The coach had a story to share. This was August 2011, on the eve of Ed Cooley’s first season as coach at Providence and Kris Dunn’s senior season at New London (Conn.) High, and this meeting, in Cooley’s new first-floor office, was the pair’s first sit-down conversation. They had first seen each other more than a year earlier, when Cooley was an ambitious coach at Fairfield scouting a scrawny reserve AAU point guard whom teammates called Peanut. Most coaches haunting those Connecticut Basketball Club games were there to court Andre Drummond, Dunn’s 6’11” teammate and current Pistons MVP candidate, but Cooley was taken by the littler man’s coltish motor and telepathic anticipation.
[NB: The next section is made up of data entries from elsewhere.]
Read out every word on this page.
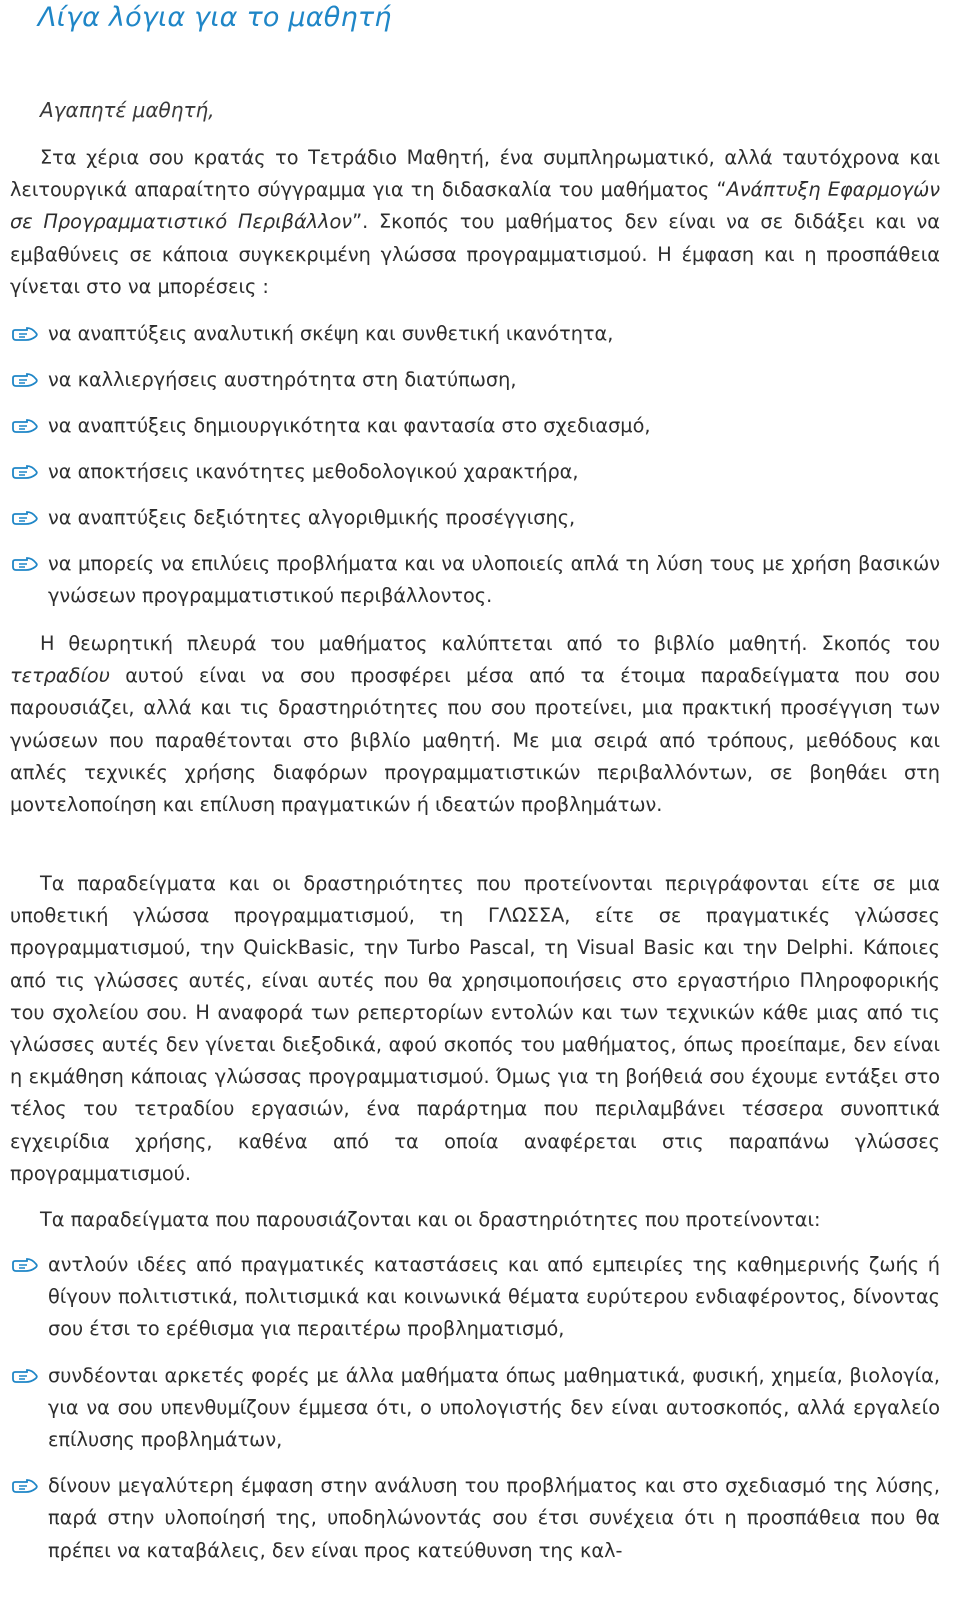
Λίγα λόγια για το μαθητή

Αγαπητέ μαθητή,

Στα χέρια σου κρατάς το Τετράδιο Μαθητή, ένα συμπληρωματικό, αλλά ταυτόχρονα και λειτουργικά απαραίτητο σύγγραμμα για τη διδασκαλία του μαθήματος “Ανάπτυξη Εφαρμογών σε Προγραμματιστικό Περιβάλλον”. Σκοπός του μαθήματος δεν είναι να σε διδάξει και να εμβαθύνεις σε κάποια συγκεκριμένη γλώσσα προγραμματισμού. Η έμφαση και η προσπάθεια γίνεται στο να μπορέσεις :

να αναπτύξεις αναλυτική σκέψη και συνθετική ικανότητα,

να καλλιεργήσεις αυστηρότητα στη διατύπωση,

να αναπτύξεις δημιουργικότητα και φαντασία στο σχεδιασμό,

να αποκτήσεις ικανότητες μεθοδολογικού χαρακτήρα,

να αναπτύξεις δεξιότητες αλγοριθμικής προσέγγισης,

να μπορείς να επιλύεις προβλήματα και να υλοποιείς απλά τη λύση τους με χρήση βασικών γνώσεων προγραμματιστικού περιβάλλοντος.

Η θεωρητική πλευρά του μαθήματος καλύπτεται από το βιβλίο μαθητή. Σκοπός του τετραδίου αυτού είναι να σου προσφέρει μέσα από τα έτοιμα παραδείγματα που σου παρουσιάζει, αλλά και τις δραστηριότητες που σου προτείνει, μια πρακτική προσέγγιση των γνώσεων που παραθέτονται στο βιβλίο μαθητή. Με μια σειρά από τρόπους, μεθόδους και απλές τεχνικές χρήσης διαφόρων προγραμματιστικών περιβαλλόντων, σε βοηθάει στη μοντελοποίηση και επίλυση πραγματικών ή ιδεατών προβλημάτων.

Τα παραδείγματα και οι δραστηριότητες που προτείνονται περιγράφονται είτε σε μια υποθετική γλώσσα προγραμματισμού, τη ΓΛΩΣΣΑ, είτε σε πραγματικές γλώσσες προγραμματισμού, την QuickBasic, την Turbo Pascal, τη Visual Basic και την Delphi. Κάποιες από τις γλώσσες αυτές, είναι αυτές που θα χρησιμοποιήσεις στο εργαστήριο Πληροφορικής του σχολείου σου. Η αναφορά των ρεπερτορίων εντολών και των τεχνικών κάθε μιας από τις γλώσσες αυτές δεν γίνεται διεξοδικά, αφού σκοπός του μαθήματος, όπως προείπαμε, δεν είναι η εκμάθηση κάποιας γλώσσας προγραμματισμού. Όμως για τη βοήθειά σου έχουμε εντάξει στο τέλος του τετραδίου εργασιών, ένα παράρτημα που περιλαμβάνει τέσσερα συνοπτικά εγχειρίδια χρήσης, καθένα από τα οποία αναφέρεται στις παραπάνω γλώσσες προγραμματισμού.

Τα παραδείγματα που παρουσιάζονται και οι δραστηριότητες που προτείνονται:

αντλούν ιδέες από πραγματικές καταστάσεις και από εμπειρίες της καθημερινής ζωής ή θίγουν πολιτιστικά, πολιτισμικά και κοινωνικά θέματα ευρύτερου ενδιαφέροντος, δίνοντας σου έτσι το ερέθισμα για περαιτέρω προβληματισμό,

συνδέονται αρκετές φορές με άλλα μαθήματα όπως μαθηματικά, φυσική, χημεία, βιολογία, για να σου υπενθυμίζουν έμμεσα ότι, ο υπολογιστής δεν είναι αυτοσκοπός, αλλά εργαλείο επίλυσης προβλημάτων,

δίνουν μεγαλύτερη έμφαση στην ανάλυση του προβλήματος και στο σχεδιασμό της λύσης, παρά στην υλοποίησή της, υποδηλώνοντάς σου έτσι συνέχεια ότι η προσπάθεια που θα πρέπει να καταβάλεις, δεν είναι προς κατεύθυνση της καλ-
After being announced as the Friars’ new coach the following March, he called Dunn to tell him, “You’re the only dude in America I want.”
Now Cooley told Dunn about himself. About his childhood in South Providence. How he lacked a father figure for years until meeting his biological dad when he was a boy. About the empty refrigerator, the corn flakes with water as a substitute for milk, the desperate measures his siblings undertook to scrounge up money. He told him about how sports had saved his life and how the hunger that ruled his early years was still the engine powering him today.
“Spider-Man” is how Cooley describes his star, pressing two fingers to each palm to mimic superhero web spraying. “He’s everywhere.” That includes every early-season national player of the year short list. It’s a long way from when he was a backup called Peanut and, as with his coach, even further from the darkness that preceded.
In the four years since that meeting, Cooley has helped Dunn grow into the Big East’s reigning overall and defensive player of the year, a two-way terror whose stat-sheet-stuffing excellence has helped the Friars surge to a Top 25 ranking. At week’s end the 6’4″ Dunn ranks second nationally in steal percentage (6.3%), second in the Big East in scoring (18.2 points) and first in assists (7.3) and steals (3.6). Already this season he has told a Friars coach he was due for a triple double and then followed through the next night (vs. Hartford on Dec. 2), flirted with a quadruple double (22 points, 10 boards, nine assists and seven steals againstNJIT on Nov. 23) and hit the opening month’s most Vine-worthy game-winner, a stop-on-a-dime turnaround jumper from the right block in the Friars’ upset of then No. 11 Arizona on Nov. 27. After that game, in which Dunn scored or assisted on Providence’s final 15 points, Wildcats coach Sean Miller declared the point guard to be “out-of-this-world good.” Two days later Chris Paul sat courtside at the Honda Center for the Friars’ loss to No. 3 Michigan State, then sought Dunn out after the game to laud his defense and joke that he dreaded Dunn’s arrival in the NBA.